Adapting Cancer Immunotherapy Models for the Real World

Abstract

Early experiments in mice predicted the success of checkpoint blockade immunotherapy in cancer patients. However, these same animal studies failed to accurately predict many of the limitations and toxicities of treatment. One of the likely reasons for this discrepancy is the nearly universal use of young healthy mice, which stand in stark contrast to diverse patient populations varying in age, weight, diet, and hygiene. Because these variables impact immunity and metabolism, they also influence outcomes during immunotherapy and should be incorporated into the study design of preclinical experiments. Here, we discuss recent findings that highlight how efficacy and toxicity of cancer immunotherapy are affected by patient variation, and how distinct host environments can be better modeled in animal studies.

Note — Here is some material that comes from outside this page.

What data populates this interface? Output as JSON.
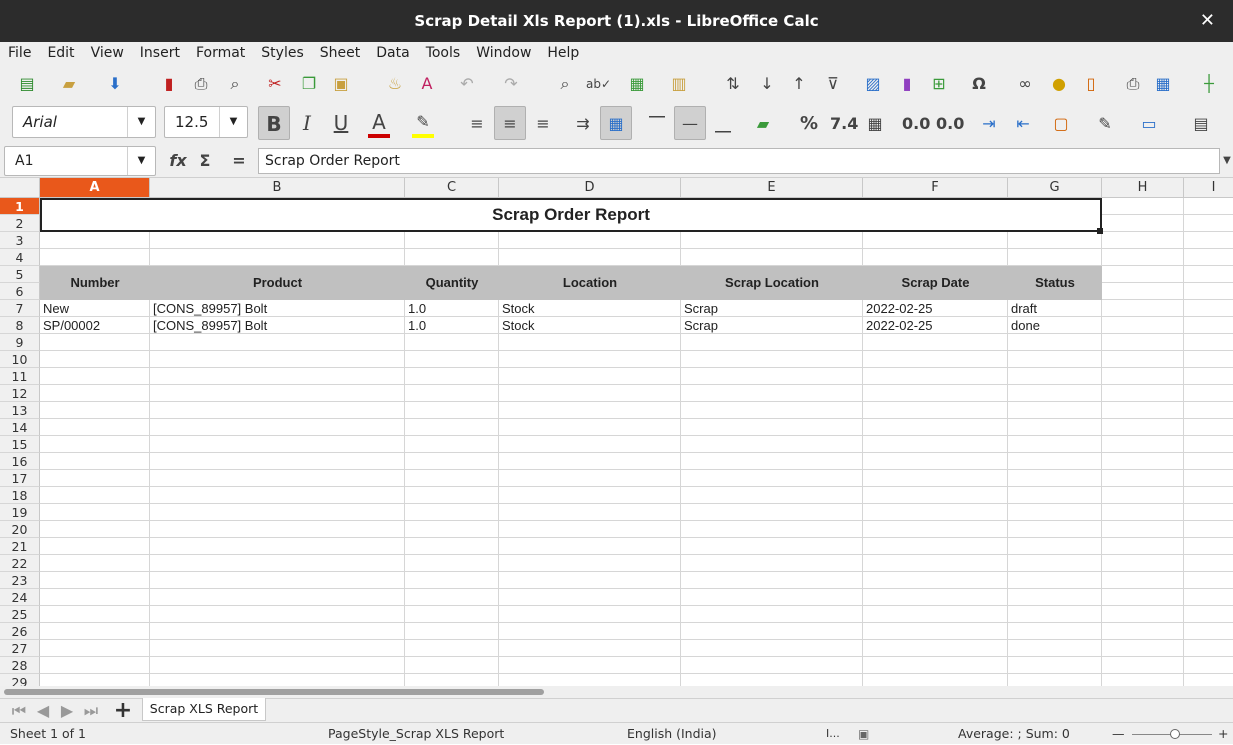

Keywords: age; cancer; checkpoint blockade; immunotherapy; microbiota; obesity.

Figure 1. The challenges of immunotherapy in obese mice

(A) Obesity was induced in BALB/c mice fed high fat chow (60% kcal) for 20 weeks. Renal tumor cells were established in the kidney for 7 days followed by treatment with Ad-TRAIL and CpG. Normal weight mice responded to treatment through activation of DCs and induction of IFNγ⁺ CD8⁺ T cells and arrested tumor growth. Tumors in obese mice receiving the same treatments were infiltrated with regulatory DCs and reduced T cell numbers and progressed rapidly. No toxicity was reported in treated obese mice [13]. (B) In a second study, obesity was induced in C57BL/6 mice either by high fat diet (60% kcal) or genetic ablation of the gene encoding leptin (ob/ob). In young normal weight mice with renal cell tumors, immunotherapy with anti-CD40 and IL-2 provided a long-term survival benefit, reliant on DCs and CD8⁺ T cells [86]. The same immunotherapy in obese mice resulted in rapid and lethal toxicity mediated by TNF produced by elevated numbers of macrophages [14]. Immunotherapy with checkpoint blockade antibodies has not yet been tested in obese mice.

Figure 2. The effects of commensal microbiota on cancer immunotherapy

Distinct commensal microbes are known to have a range of effects on host immunity and tumor progression, and even cancer immunotherapy. Bacteria are grouped here according to their potential influences on cancer immunotherapy, based on published reports. This includes evidence that B. fragilis and Burkholderia combine to protect healthy tissue from therapy-related assault, and that Bifidobacterium and B. fragilis cooperate with checkpoint blockade to promote antitumor immunity. The identification of cooperative and protective genera and species provide an intriguing possibility of probiotic therapy that could be combined with cancer immunotherapy to improve patient outcomes and even convert non-responders.